METHODS: A total of 59 volunteers were screened and 38 birch allergic participants and ten non-allergics completed the study, outside of tree pollen season. Participants had to have a minimum of 2-year history of allergic rhinoconjunctivitis during the typical tree pollen season and have a positive skin prick test to birch allergen ≥5 mm from the control. Qualified participants were exposed to birch (Betula pendula) pollen for 4 h in the EEU and recorded their symptoms of sneezing, rhinorrhea, nasal congestion, nasal itch which comprised the total nasal symptom score (TNSS), as well as itchy/watery eyes, red/burning eyes and itching of ears/palate/throat which along with the TNSS comprised the total rhinoconjunctival symptom score (TRSS) along with Peak Nasal Inspiratory Flow (PNIF) at baseline and at 30 min intervals for the duration of exposure, then hourly for up to 12 h from the start of exposure.

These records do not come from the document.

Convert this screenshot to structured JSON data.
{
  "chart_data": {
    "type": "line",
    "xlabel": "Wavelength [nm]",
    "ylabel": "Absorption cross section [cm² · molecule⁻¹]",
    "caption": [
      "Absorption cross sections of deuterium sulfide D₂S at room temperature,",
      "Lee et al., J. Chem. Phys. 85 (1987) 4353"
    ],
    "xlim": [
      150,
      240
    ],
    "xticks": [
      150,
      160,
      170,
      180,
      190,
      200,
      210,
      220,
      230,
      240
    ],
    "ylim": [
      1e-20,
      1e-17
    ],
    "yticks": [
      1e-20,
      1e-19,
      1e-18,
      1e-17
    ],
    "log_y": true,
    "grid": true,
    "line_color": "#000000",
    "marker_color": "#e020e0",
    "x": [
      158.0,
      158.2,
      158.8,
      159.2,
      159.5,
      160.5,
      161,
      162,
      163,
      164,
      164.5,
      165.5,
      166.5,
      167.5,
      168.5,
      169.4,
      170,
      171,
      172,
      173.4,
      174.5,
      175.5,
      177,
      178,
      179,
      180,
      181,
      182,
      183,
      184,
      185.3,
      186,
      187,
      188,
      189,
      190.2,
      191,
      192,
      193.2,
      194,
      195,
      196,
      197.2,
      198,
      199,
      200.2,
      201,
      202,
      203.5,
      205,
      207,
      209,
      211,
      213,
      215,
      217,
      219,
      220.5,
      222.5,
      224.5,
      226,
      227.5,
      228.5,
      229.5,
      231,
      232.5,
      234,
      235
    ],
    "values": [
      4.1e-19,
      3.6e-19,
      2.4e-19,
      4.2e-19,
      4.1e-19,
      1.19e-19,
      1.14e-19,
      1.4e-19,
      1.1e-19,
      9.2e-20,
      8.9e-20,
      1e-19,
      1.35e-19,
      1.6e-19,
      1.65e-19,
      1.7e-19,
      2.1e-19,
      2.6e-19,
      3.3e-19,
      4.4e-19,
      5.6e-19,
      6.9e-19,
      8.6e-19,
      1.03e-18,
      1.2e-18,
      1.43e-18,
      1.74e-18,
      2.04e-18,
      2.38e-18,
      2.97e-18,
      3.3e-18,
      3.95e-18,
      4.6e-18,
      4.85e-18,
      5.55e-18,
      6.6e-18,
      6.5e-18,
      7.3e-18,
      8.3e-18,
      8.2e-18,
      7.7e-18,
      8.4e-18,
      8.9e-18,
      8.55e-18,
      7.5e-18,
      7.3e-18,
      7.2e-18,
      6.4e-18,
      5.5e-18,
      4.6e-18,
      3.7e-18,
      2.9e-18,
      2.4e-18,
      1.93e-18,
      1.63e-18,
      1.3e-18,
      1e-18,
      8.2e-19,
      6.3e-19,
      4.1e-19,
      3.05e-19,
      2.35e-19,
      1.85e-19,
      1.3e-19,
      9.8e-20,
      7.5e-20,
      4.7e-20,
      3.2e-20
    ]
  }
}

RESULTS: Allergic participants reported a gradual rise in TNSS and TRSS, reaching a mean and standard error of the mean of 7.08 ± 0.45 and 11.58 ± 0.93 respectively by 180 min from the start of exposure. Symptoms gradually declined to near baseline values following departing from the unit, reaching 1.9 and 2.7 by 450 min. Allergic participants reported significantly higher TNSS than non-allergics starting from 30 min (p < 0.01, two-way ANOVA with Bonferroni corrections), maintaining maximum significance from 60 to 300 min (p < 0.0001) and losing significance by 420 min. TRSS and PNIF followed similar trends as those seen with TNSS. Participants were phenotyped using previously published definitions using the TNSS into Early Phase Responders (EPR, 57.8 %), protracted EPR (pEPR, 39.5 %), and Dual Phase Responders (DPR, 2.7 %).

CONCLUSIONS: The EEU can competently challenge birch allergic participants and achieve statistically significant changes in symptoms and nasal airflow, while such changes are not reported in non-allergic controls. Trial registration NCT02351830 clinicaltrials.gov.